On response middleware

On response method recieves both request and response objects. Response is aiohttp.ClientResponse object.

Here’s the example of the middleware which logs each response body:

import logging
from typing import Any

import aiohttp
from pydantic import BaseModel

from sneakpeek.middleware.base import parse_config_from_obj
from sneakpeek.scraper.model import Middleware, Request


# Each middleware can be configured, its configuration can be
# set globally for all requests or it can be overriden for
# specific scrapers
class MyLoggingMiddlewareConfig(BaseModel):
    some_param: str = "defaul value"


class MyOnResponseMiddleware(Middleware):
  """Middleware description"""

  def __init__(self, default_config: MyLoggingMiddlewareConfig | None = None) -> None:
      self._default_config = default_config or MyLoggingMiddlewareConfig()
      self._logger = logging.getLogger(__name__)

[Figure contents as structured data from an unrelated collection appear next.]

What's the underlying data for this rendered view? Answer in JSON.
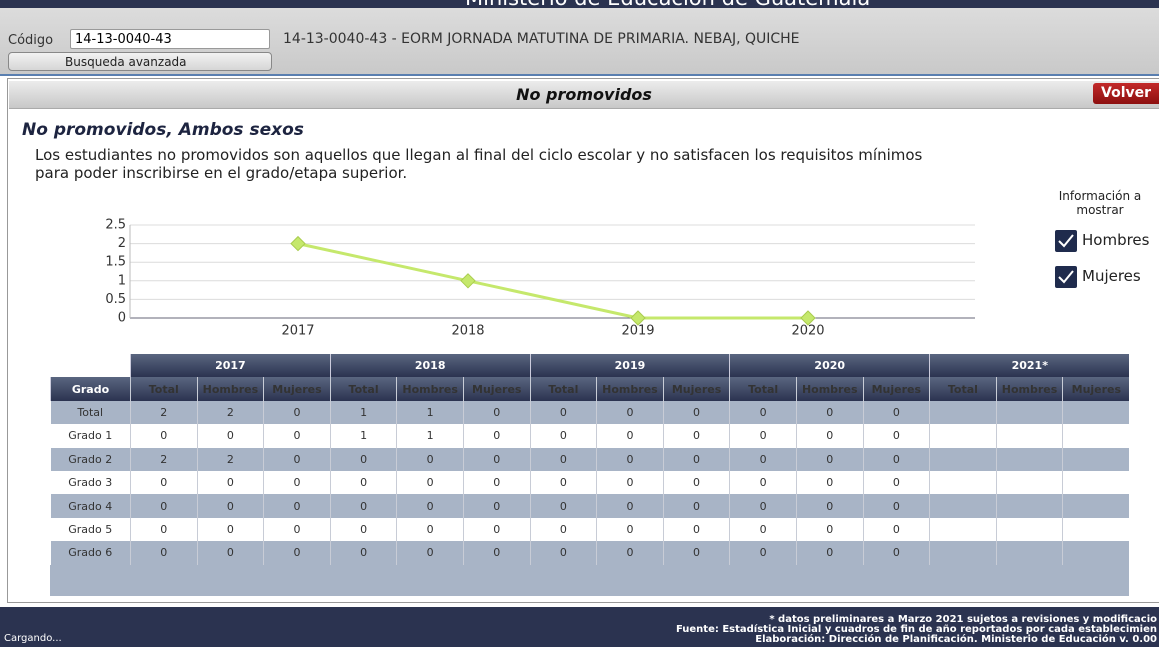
{
  "header": {
    "title": "Ministerio de Educación de Guatemala",
    "codigo_label": "Código",
    "codigo_value": "14-13-0040-43",
    "school": "14-13-0040-43 - EORM JORNADA MATUTINA DE PRIMARIA. NEBAJ, QUICHE",
    "advanced_search": "Busqueda avanzada"
  },
  "panel": {
    "title": "No promovidos",
    "back_button": "Volver",
    "heading": "No promovidos, Ambos sexos",
    "description": [
      "Los estudiantes no promovidos son aquellos que llegan al final del ciclo escolar y no satisfacen los requisitos mínimos",
      "para poder inscribirse en el grado/etapa superior."
    ]
  },
  "options": {
    "title": [
      "Información a",
      "mostrar"
    ],
    "checkboxes": [
      "Hombres",
      "Mujeres"
    ]
  },
  "chart_data": {
    "type": "line",
    "categories": [
      "2017",
      "2018",
      "2019",
      "2020"
    ],
    "values": [
      2,
      1,
      0,
      0
    ],
    "color": "#c5e86c",
    "ylim": [
      0,
      2.5
    ],
    "yticks": [
      0,
      0.5,
      1,
      1.5,
      2,
      2.5
    ],
    "grid": true
  },
  "table": {
    "grado_header": "Grado",
    "years": [
      "2017",
      "2018",
      "2019",
      "2020",
      "2021*"
    ],
    "subheaders": [
      "Total",
      "Hombres",
      "Mujeres"
    ],
    "rows": [
      [
        "Total",
        2,
        2,
        0,
        1,
        1,
        0,
        0,
        0,
        0,
        0,
        0,
        0
      ],
      [
        "Grado 1",
        0,
        0,
        0,
        1,
        1,
        0,
        0,
        0,
        0,
        0,
        0,
        0
      ],
      [
        "Grado 2",
        2,
        2,
        0,
        0,
        0,
        0,
        0,
        0,
        0,
        0,
        0,
        0
      ],
      [
        "Grado 3",
        0,
        0,
        0,
        0,
        0,
        0,
        0,
        0,
        0,
        0,
        0,
        0
      ],
      [
        "Grado 4",
        0,
        0,
        0,
        0,
        0,
        0,
        0,
        0,
        0,
        0,
        0,
        0
      ],
      [
        "Grado 5",
        0,
        0,
        0,
        0,
        0,
        0,
        0,
        0,
        0,
        0,
        0,
        0
      ],
      [
        "Grado 6",
        0,
        0,
        0,
        0,
        0,
        0,
        0,
        0,
        0,
        0,
        0,
        0
      ]
    ]
  },
  "footer": {
    "note": "* datos preliminares a Marzo 2021 sujetos a revisiones y modificacio",
    "source": "Fuente: Estadística Inicial y cuadros de fin de año reportados por cada establecimien",
    "credit": "Elaboración: Dirección de Planificación. Ministerio de Educación v. 0.00",
    "status": "Cargando..."
  }
}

  # The name property is mandatory, it's used in scraper config to override
  # middleware configuration for the given scraper
  @property
  def name(self) -> str:
      return "my_middleware"

  async def on_response(
      self,
      request: Request,
      response: aiohttp.ClientResponse,
      config: Any | None,
  ) -> aiohttp.ClientResponse:
      config = parse_config_from_obj(
          config,
          self.name,
          MyLoggingMiddlewareConfig,
          self._default_config,
      )
      response_body = await response.text()
      self._logger.info(f"Made {request.method.upper()} request to {request.url} - received: status={response.status} body={response_body}")
      return response

Functional middleware

If the middleware doesn’t need to interact with the request or response you can derive it from BaseMiddleware, so that both on_request and on_response method are implemented as pass-through.

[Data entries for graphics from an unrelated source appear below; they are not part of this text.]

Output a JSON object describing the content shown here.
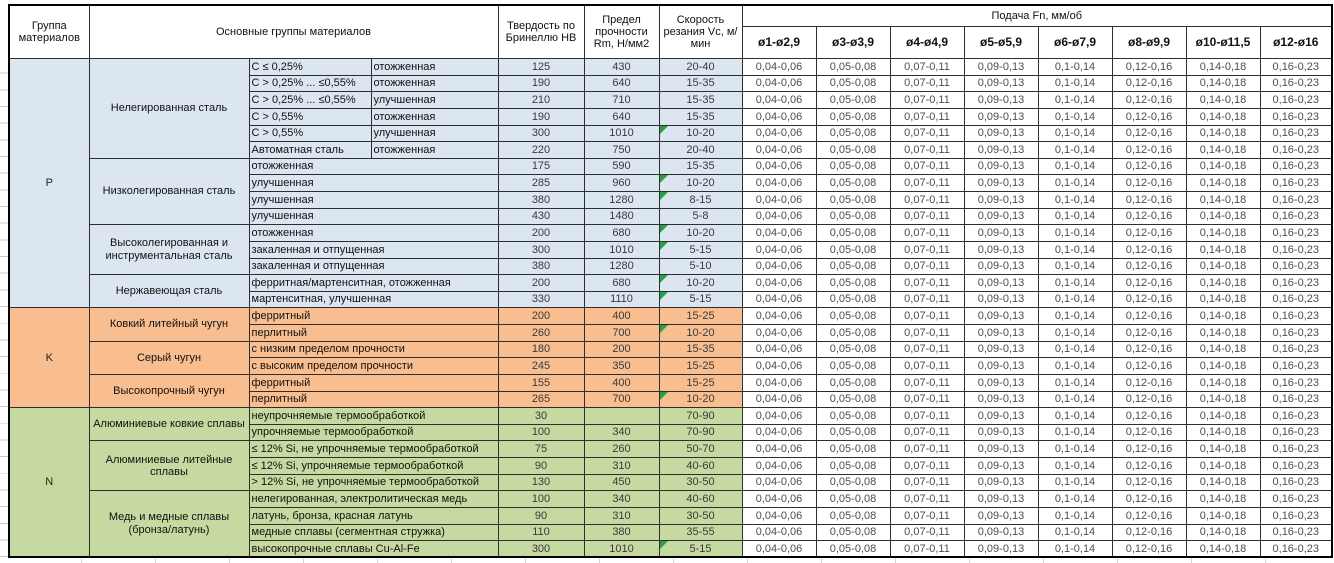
{
  "header": {
    "col_group": "Группа материалов",
    "col_materials": "Основные группы материалов",
    "col_hardness": "Твердость по Бринеллю HB",
    "col_strength": "Предел прочности Rm, Н/мм2",
    "col_speed": "Скорость резания Vc, м/мин",
    "feed_title": "Подача Fn, мм/об",
    "feed_columns": [
      "ø1-ø2,9",
      "ø3-ø3,9",
      "ø4-ø4,9",
      "ø5-ø5,9",
      "ø6-ø7,9",
      "ø8-ø9,9",
      "ø10-ø11,5",
      "ø12-ø16"
    ]
  },
  "feed_values": [
    "0,04-0,06",
    "0,05-0,08",
    "0,07-0,11",
    "0,09-0,13",
    "0,1-0,14",
    "0,12-0,16",
    "0,14-0,18",
    "0,16-0,23"
  ],
  "colors": {
    "group_p_bg": "#DCE6F1",
    "group_k_bg": "#F9BE8F",
    "group_n_bg": "#C6D9A0",
    "note_triangle": "#2E9E44"
  },
  "groups": [
    {
      "label": "P",
      "color": "#DCE6F1",
      "subgroups": [
        {
          "name": "Нелегированная сталь",
          "rows": [
            {
              "desc": "C ≤ 0,25%",
              "state": "отожженная",
              "hb": "125",
              "rm": "430",
              "vc": "20-40",
              "note": false
            },
            {
              "desc": "C > 0,25% ... ≤0,55%",
              "state": "отожженная",
              "hb": "190",
              "rm": "640",
              "vc": "15-35",
              "note": false
            },
            {
              "desc": "C > 0,25% ... ≤0,55%",
              "state": "улучшенная",
              "hb": "210",
              "rm": "710",
              "vc": "15-35",
              "note": false
            },
            {
              "desc": "C > 0,55%",
              "state": "отожженная",
              "hb": "190",
              "rm": "640",
              "vc": "15-35",
              "note": false
            },
            {
              "desc": "C > 0,55%",
              "state": "улучшенная",
              "hb": "300",
              "rm": "1010",
              "vc": "10-20",
              "note": true
            },
            {
              "desc": "Автоматная сталь",
              "state": "отожженная",
              "hb": "220",
              "rm": "750",
              "vc": "20-40",
              "note": false
            }
          ]
        },
        {
          "name": "Низколегированная сталь",
          "rows": [
            {
              "desc": "отожженная",
              "hb": "175",
              "rm": "590",
              "vc": "15-35",
              "note": false
            },
            {
              "desc": "улучшенная",
              "hb": "285",
              "rm": "960",
              "vc": "10-20",
              "note": true
            },
            {
              "desc": "улучшенная",
              "hb": "380",
              "rm": "1280",
              "vc": "8-15",
              "note": true
            },
            {
              "desc": "улучшенная",
              "hb": "430",
              "rm": "1480",
              "vc": "5-8",
              "note": false
            }
          ]
        },
        {
          "name": "Высоколегированная и инструментальная сталь",
          "rows": [
            {
              "desc": "отожженная",
              "hb": "200",
              "rm": "680",
              "vc": "10-20",
              "note": true
            },
            {
              "desc": "закаленная и отпущенная",
              "hb": "300",
              "rm": "1010",
              "vc": "5-15",
              "note": true
            },
            {
              "desc": "закаленная и отпущенная",
              "hb": "380",
              "rm": "1280",
              "vc": "5-10",
              "note": false
            }
          ]
        },
        {
          "name": "Нержавеющая сталь",
          "rows": [
            {
              "desc": "ферритная/мартенситная, отожженная",
              "hb": "200",
              "rm": "680",
              "vc": "10-20",
              "note": true
            },
            {
              "desc": "мартенситная, улучшенная",
              "hb": "330",
              "rm": "1110",
              "vc": "5-15",
              "note": true
            }
          ]
        }
      ]
    },
    {
      "label": "K",
      "color": "#F9BE8F",
      "subgroups": [
        {
          "name": "Ковкий литейный чугун",
          "rows": [
            {
              "desc": "ферритный",
              "hb": "200",
              "rm": "400",
              "vc": "15-25",
              "note": false
            },
            {
              "desc": "перлитный",
              "hb": "260",
              "rm": "700",
              "vc": "10-20",
              "note": true
            }
          ]
        },
        {
          "name": "Серый чугун",
          "rows": [
            {
              "desc": "с низким пределом прочности",
              "hb": "180",
              "rm": "200",
              "vc": "15-35",
              "note": false
            },
            {
              "desc": "с высоким пределом прочности",
              "hb": "245",
              "rm": "350",
              "vc": "15-25",
              "note": false
            }
          ]
        },
        {
          "name": "Высокопрочный чугун",
          "rows": [
            {
              "desc": "ферритный",
              "hb": "155",
              "rm": "400",
              "vc": "15-25",
              "note": false
            },
            {
              "desc": "перлитный",
              "hb": "265",
              "rm": "700",
              "vc": "10-20",
              "note": true
            }
          ]
        }
      ]
    },
    {
      "label": "N",
      "color": "#C6D9A0",
      "subgroups": [
        {
          "name": "Алюминиевые ковкие сплавы",
          "rows": [
            {
              "desc": "неупрочняемые термообработкой",
              "hb": "30",
              "rm": "",
              "vc": "70-90",
              "note": false
            },
            {
              "desc": "упрочняемые термообработкой",
              "hb": "100",
              "rm": "340",
              "vc": "70-90",
              "note": false
            }
          ]
        },
        {
          "name": "Алюминиевые литейные сплавы",
          "rows": [
            {
              "desc": "≤ 12% Si, не упрочняемые термообработкой",
              "hb": "75",
              "rm": "260",
              "vc": "50-70",
              "note": false
            },
            {
              "desc": "≤ 12% Si, упрочняемые термообработкой",
              "hb": "90",
              "rm": "310",
              "vc": "40-60",
              "note": false
            },
            {
              "desc": "> 12% Si, не упрочняемые термообработкой",
              "hb": "130",
              "rm": "450",
              "vc": "30-50",
              "note": false
            }
          ]
        },
        {
          "name": "Медь и медные сплавы (бронза/латунь)",
          "rows": [
            {
              "desc": "нелегированная, электролитическая медь",
              "hb": "100",
              "rm": "340",
              "vc": "40-60",
              "note": false
            },
            {
              "desc": "латунь, бронза, красная латунь",
              "hb": "90",
              "rm": "310",
              "vc": "30-50",
              "note": false
            },
            {
              "desc": "медные сплавы (сегментная стружка)",
              "hb": "110",
              "rm": "380",
              "vc": "35-55",
              "note": false
            },
            {
              "desc": "высокопрочные сплавы Cu-Al-Fe",
              "hb": "300",
              "rm": "1010",
              "vc": "5-15",
              "note": true
            }
          ]
        }
      ]
    }
  ]
}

Here’s an example of such implementation

import logging
from typing import Any

from sneakpeek.middleware.base import parse_config_from_obj, BaseMiddleware


class MyFunctionalMiddleware(BaseMiddleware):
  """Middleware description"""

  def __init__(self) -> None:
      self._logger = logging.getLogger(__name__)

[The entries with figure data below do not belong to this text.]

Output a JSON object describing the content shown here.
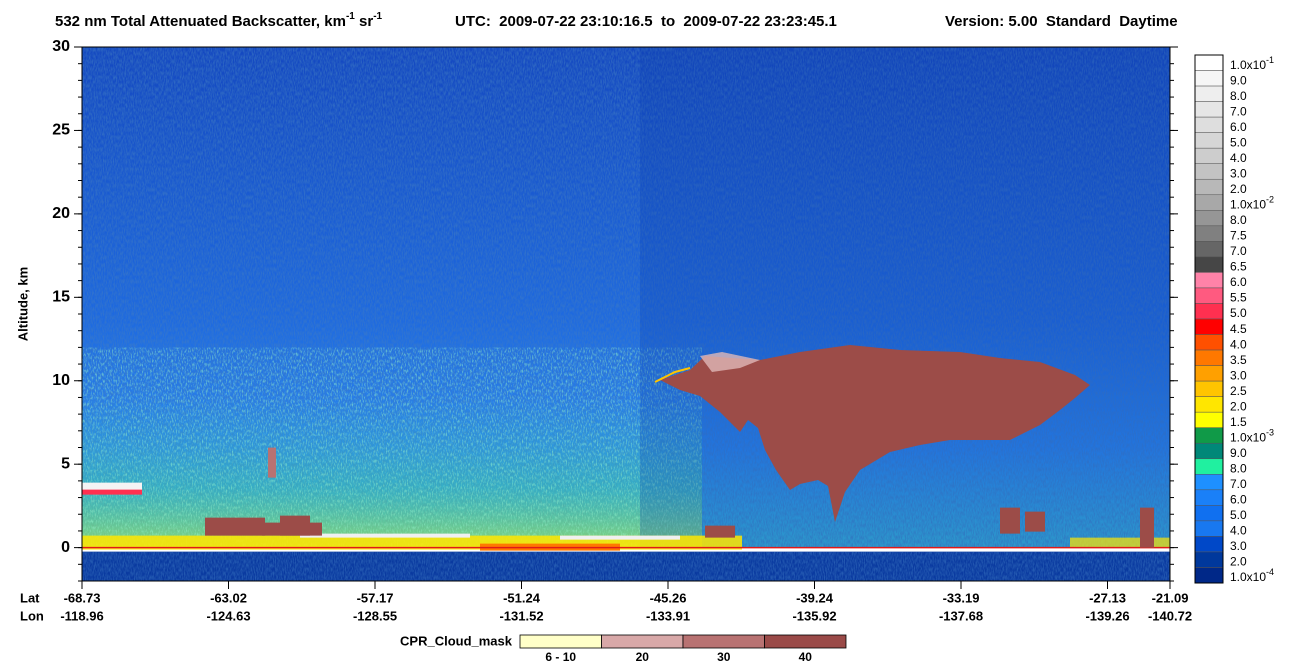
{
  "chart_data": {
    "type": "curtain",
    "title": {
      "segments": [
        {
          "text": "532 nm Total Attenuated Backscatter, km"
        },
        {
          "text": "-1",
          "sup": true
        },
        {
          "text": " sr"
        },
        {
          "text": "-1",
          "sup": true
        }
      ],
      "utc": "UTC:  2009-07-22 23:10:16.5  to  2009-07-22 23:23:45.1",
      "version": "Version: 5.00  Standard  Daytime"
    },
    "y_label": "Altitude, km",
    "ylim": [
      -2,
      30
    ],
    "yticks": [
      0,
      5,
      10,
      15,
      20,
      25,
      30
    ],
    "x_labels": {
      "lat_name": "Lat",
      "lon_name": "Lon",
      "lat": [
        -68.73,
        -63.02,
        -57.17,
        -51.24,
        -45.26,
        -39.24,
        -33.19,
        -27.13,
        -21.09
      ],
      "lon": [
        -118.96,
        -124.63,
        -128.55,
        -131.52,
        -133.91,
        -135.92,
        -137.68,
        -139.26,
        -140.72
      ]
    },
    "colorbar": [
      {
        "label": "1.0x10",
        "sup": "-1",
        "color": "#ffffff"
      },
      {
        "label": "9.0",
        "color": "#f6f6f6"
      },
      {
        "label": "8.0",
        "color": "#eeeeee"
      },
      {
        "label": "7.0",
        "color": "#e6e6e6"
      },
      {
        "label": "6.0",
        "color": "#dedede"
      },
      {
        "label": "5.0",
        "color": "#d6d6d6"
      },
      {
        "label": "4.0",
        "color": "#cdcdcd"
      },
      {
        "label": "3.0",
        "color": "#c3c3c3"
      },
      {
        "label": "2.0",
        "color": "#b8b8b8"
      },
      {
        "label": "1.0x10",
        "sup": "-2",
        "color": "#a8a8a8"
      },
      {
        "label": "8.0",
        "color": "#969696"
      },
      {
        "label": "7.5",
        "color": "#808080"
      },
      {
        "label": "7.0",
        "color": "#666666"
      },
      {
        "label": "6.5",
        "color": "#464646"
      },
      {
        "label": "6.0",
        "color": "#ff82a8"
      },
      {
        "label": "5.5",
        "color": "#ff5a80"
      },
      {
        "label": "5.0",
        "color": "#ff3050"
      },
      {
        "label": "4.5",
        "color": "#ff0000"
      },
      {
        "label": "4.0",
        "color": "#ff5000"
      },
      {
        "label": "3.5",
        "color": "#ff7800"
      },
      {
        "label": "3.0",
        "color": "#ffa000"
      },
      {
        "label": "2.5",
        "color": "#ffc400"
      },
      {
        "label": "2.0",
        "color": "#ffe600"
      },
      {
        "label": "1.5",
        "color": "#ffff00"
      },
      {
        "label": "1.0x10",
        "sup": "-3",
        "color": "#109a48"
      },
      {
        "label": "9.0",
        "color": "#008878"
      },
      {
        "label": "8.0",
        "color": "#20f0a0"
      },
      {
        "label": "7.0",
        "color": "#1e90ff"
      },
      {
        "label": "6.0",
        "color": "#1a80f8"
      },
      {
        "label": "5.0",
        "color": "#1070f0"
      },
      {
        "label": "4.0",
        "color": "#1878f0"
      },
      {
        "label": "3.0",
        "color": "#0048c8"
      },
      {
        "label": "2.0",
        "color": "#00389c"
      },
      {
        "label": "1.0x10",
        "sup": "-4",
        "color": "#002888"
      }
    ],
    "cloud_mask": {
      "title": "CPR_Cloud_mask",
      "classes": [
        {
          "label": "6 - 10",
          "color": "#ffffc8"
        },
        {
          "label": "20",
          "color": "#d8a8a8"
        },
        {
          "label": "30",
          "color": "#b87272"
        },
        {
          "label": "40",
          "color": "#9a4a48"
        }
      ]
    }
  }
}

  # The name property is mandatory, it's used in scraper config to override
  # middleware configuration for the given scraper
  @property
  def name(self) -> str:
      return "my_middleware"

  # This function will be available for scrapers by using
  # `context.my_middleware.custom_funct(some_arg)`
  def custom_func(self, arg1: Any) -> Any:
      return do_something(arg1)